Artificial intelligence (AI) is making inroads, especially this year, in areas once considered exclusively human, such as artistic expression and scientific discovery. The most visually stunning evidence - flooding the social networks - is provided by the text to image models. Using machine learning to match words to pictures on linefinding patterns that allow the generation of new images based on new texts.

Un ejemplo es el programa DALL-E del laboratorio de investigación OpenAI, que ha implementado una técnica de aprendizaje automático llamada difusión, donde las imágenes surgen del “ruido” guiadas por el contexto o las descripciones del texto. Este año se han presentado varios modelos de este tipo, y un artista que utilizó uno de ellos won a fine arts competition. At the same time, Meta, Google and other companies have launched broadcast models capable of creating videos.

On the other hand, creative applications of AI in science continue. Tools that predict the 3D structure of proteins were already one of the milestones in 2021 and this year have advanced, and even the company DeepMindwith its AlphaFold program, has been able to predict the three-dimensional shape of the more than 200 million proteins of the Earth's organisms. In addition, this Google company has introduced AlphaTensor, a tool that designs more efficient algorithms for computer graphics, physical simulations and machine learning itself. It has found shortcuts that human mathematicians had overlooked for decades.

The virus behind multiple sclerosis

El virus de Epstein Barr podria ser la causa principal de la esclerosis multiple

In multiple sclerosis, microglia cells damage the myelin sheath of neuron axons / Adobe Stock

This year it has been demonstrated that a common herpes virusEpstein-Barr virus is an essential factor in multiple sclerosis. (MS), a disease in which the immune system attacks neurons. The finding may lead to new ways to treat or prevent this mysterious disorder, which causes mild symptoms in some sufferers, but gradually renders others unable to speak or walk.

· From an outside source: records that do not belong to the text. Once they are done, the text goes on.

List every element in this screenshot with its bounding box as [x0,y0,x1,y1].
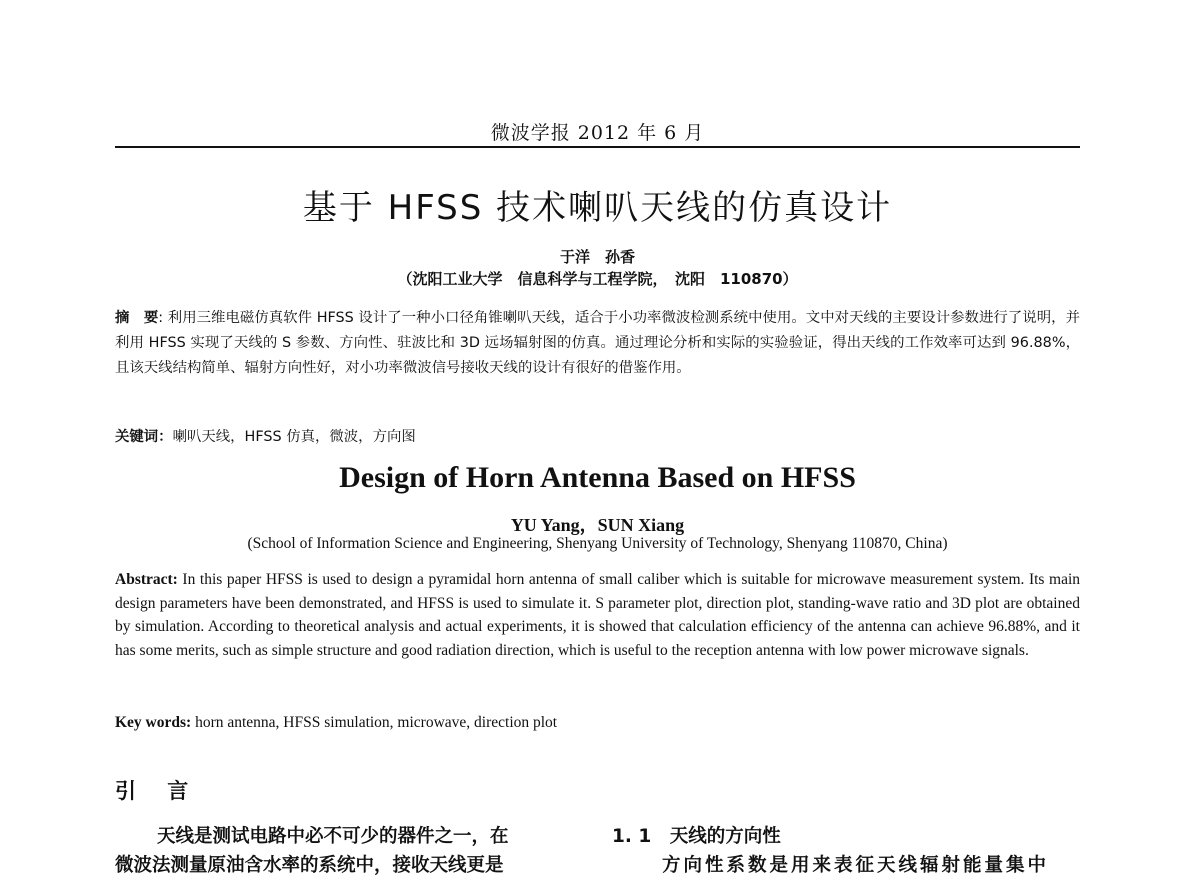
chinese-title: 基于 HFSS 技术喇叭天线的仿真设计 [302,188,893,228]
body-line: 微波法测量原油含水率的系统中，接收天线更是 [115,855,504,876]
english-abstract [115,568,1080,662]
chinese-authors: 于洋 孙香 [559,248,635,266]
english-abstract-text: In this paper HFSS is used to design a pyramidal horn antenna of small caliber which is suitable for microwave measurement system. Its main design parameters have been demonstrated, and HFSS is used to simulate it. S parameter plot, direction plot, standing-wave ratio and 3D plot are obtained by simulation. According to theoretical analysis and actual experiments, it is showed that calculation efficiency of the antenna can achieve 96.88%, and it has some merits, such as simple structure and good radiation direction, which is useful to the reception antenna with low power microwave signals. [115,571,1081,659]
left-column-text [115,822,575,880]
chinese-keywords-label: 关键词： [115,429,173,445]
journal-running-header: 微波学报 2012 年 6 月 [490,122,705,144]
chinese-keywords [115,426,1080,448]
english-keywords [115,711,1080,734]
right-column-text: 方向性系数是用来表征天线辐射能量集中 [662,855,1050,876]
english-affiliation: (School of Information Science and Engineering, Shenyang University of Technology, Shenyang 110870, China) [247,535,948,552]
chinese-abstract-text: 利用三维电磁仿真软件 HFSS 设计了一种小口径角锥喇叭天线，适合于小功率微波检测系统中使用。文中对天线的主要设计参数进行了说明，并利用 HFSS 实现了天线的 S 参数、方向性、驻波比和 3D 远场辐射图的仿真。通过理论分析和实际的实验验证，得出天线的工作效率可达到 96.88%，且该天线结构简单、辐射方向性好，对小功率微波信号接收天线的设计有很好的借鉴作用。 [115,310,1080,376]
body-line: 天线是测试电路中必不可少的器件之一，在 [157,826,509,847]
chinese-keywords-text: 喇叭天线，HFSS 仿真，微波，方向图 [172,429,416,445]
subsection-heading-directivity: 1. 1 天线的方向性 [612,826,781,847]
english-keywords-label: Key words: [115,714,192,731]
header-divider [115,146,1080,148]
section-heading-introduction: 引 言 [115,779,201,803]
english-authors: YU Yang，SUN Xiang [510,515,685,535]
english-title: Design of Horn Antenna Based on HFSS [339,461,856,494]
chinese-abstract [115,306,1080,381]
english-keywords-text: horn antenna, HFSS simulation, microwave, direction plot [195,714,558,731]
english-abstract-label: Abstract: [115,571,178,588]
chinese-abstract-label: 摘 要 [115,310,159,326]
chinese-affiliation: （沈阳工业大学 信息科学与工程学院， 沈阳 110870） [397,270,798,288]
chinese-abstract-colon: : [158,310,168,326]
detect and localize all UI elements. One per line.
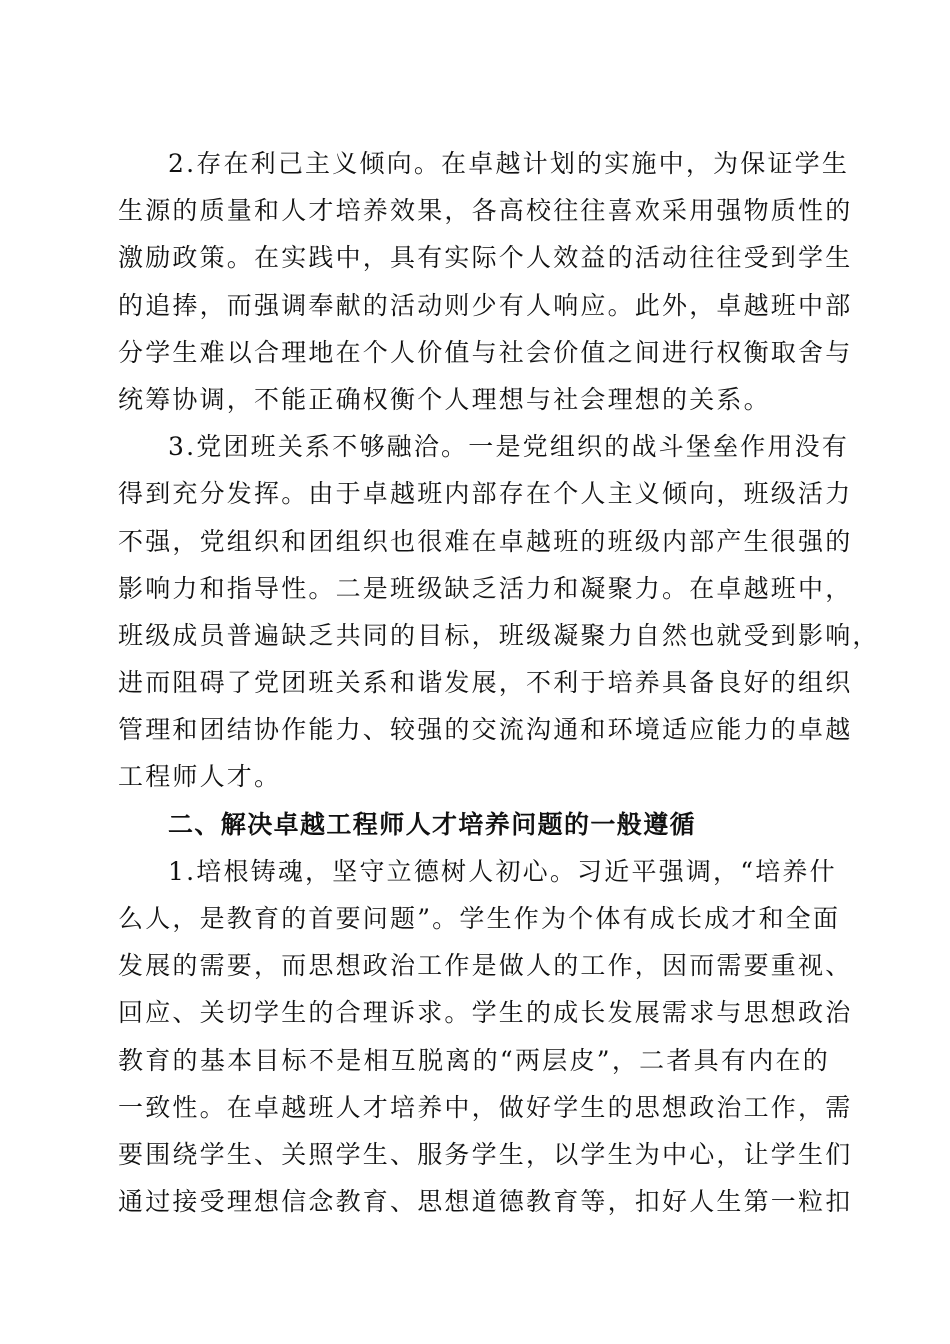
paragraph-2-line-3: 激励政策。在实践中，具有实际个人效益的活动往往受到学生 [118,243,853,273]
paragraph-4-line-4: 回应、关切学生的合理诉求。学生的成长发展需求与思想政治 [118,998,853,1028]
paragraph-2-line-2: 生源的质量和人才培养效果，各高校往往喜欢采用强物质性的 [118,196,853,226]
paragraph-4-line-5: 教育的基本目标不是相互脱离的“两层皮”，二者具有内在的 [118,1045,830,1075]
paragraph-3-line-1: 3.党团班关系不够融洽。一是党组织的战斗堡垒作用没有 [168,432,850,462]
paragraph-2-line-4: 的追捧，而强调奉献的活动则少有人响应。此外，卓越班中部 [118,290,853,320]
paragraph-4-line-8: 通过接受理想信念教育、思想道德教育等，扣好人生第一粒扣 [118,1187,853,1217]
paragraph-4-line-2: 么人，是教育的首要问题”。学生作为个体有成长成才和全面 [118,904,841,933]
paragraph-3-line-3: 不强，党组织和团组织也很难在卓越班的班级内部产生很强的 [118,526,853,556]
paragraph-4-line-3: 发展的需要，而思想政治工作是做人的工作，因而需要重视、 [118,951,853,981]
paragraph-3-line-4: 影响力和指导性。二是班级缺乏活力和凝聚力。在卓越班中， [118,573,853,603]
paragraph-3-line-7: 管理和团结协作能力、较强的交流沟通和环境适应能力的卓越 [118,715,853,745]
paragraph-3-line-6: 进而阻碍了党团班关系和谐发展，不利于培养具备良好的组织 [118,668,853,698]
paragraph-2-line-5: 分学生难以合理地在个人价值与社会价值之间进行权衡取舍与 [118,337,853,367]
document-body [118,140,880,1225]
paragraph-4-line-1: 1.培根铸魂，坚守立德树人初心。习近平强调，“培养什 [168,856,837,886]
paragraph-3-line-2: 得到充分发挥。由于卓越班内部存在个人主义倾向，班级活力 [118,479,853,509]
section-heading: 二、解决卓越工程师人才培养问题的一般遵循 [168,809,697,839]
paragraph-4-line-6: 一致性。在卓越班人才培养中，做好学生的思想政治工作，需 [118,1092,853,1122]
paragraph-2-line-1: 2.存在利己主义倾向。在卓越计划的实施中，为保证学生 [168,149,850,178]
paragraph-3-line-8: 工程师人才。 [118,762,282,792]
paragraph-4-line-7: 要围绕学生、关照学生、服务学生，以学生为中心，让学生们 [118,1139,853,1169]
paragraph-2-line-6: 统筹协调，不能正确权衡个人理想与社会理想的关系。 [118,384,771,414]
paragraph-3-line-5: 班级成员普遍缺乏共同的目标，班级凝聚力自然也就受到影响， [118,620,880,650]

For some time now, the main suspect in the MS has been the Epstein-Barr virus, que infecta a la mayoría de las personas en la infancia y permanece latente en algunos glóbulos blancos. Transmitido principalmente a través de la saliva, puede provocar mononucleosis infecciosa, o “enfermedad del beso”, en adolescentes y adultos jóvenes. Casi todas las personas con esclerosis múltiple tienen anticuerpos contra el virus de Epstein-Barr, pero también los tienen el 95 % de los adultos sanos, lo que dificulta asociarlo como la causa.

To confirm the link, epidemiologists examined 20 years of medical records of more than 10 million U.S. military personnel. They found that virtually all of the 801 soldiers who developed MS tested positive for Epstein-Barr virus. And among those who initially tested negative, a subsequent infection increased the risk of developing the disease 32-fold, they reported in Science.

A few days later, other researchers published in Nature a possible mechanism of molecular mimicry by which the latent virus can awaken and cause nerve damage. The investigations continue with an eye on the development of new drugs.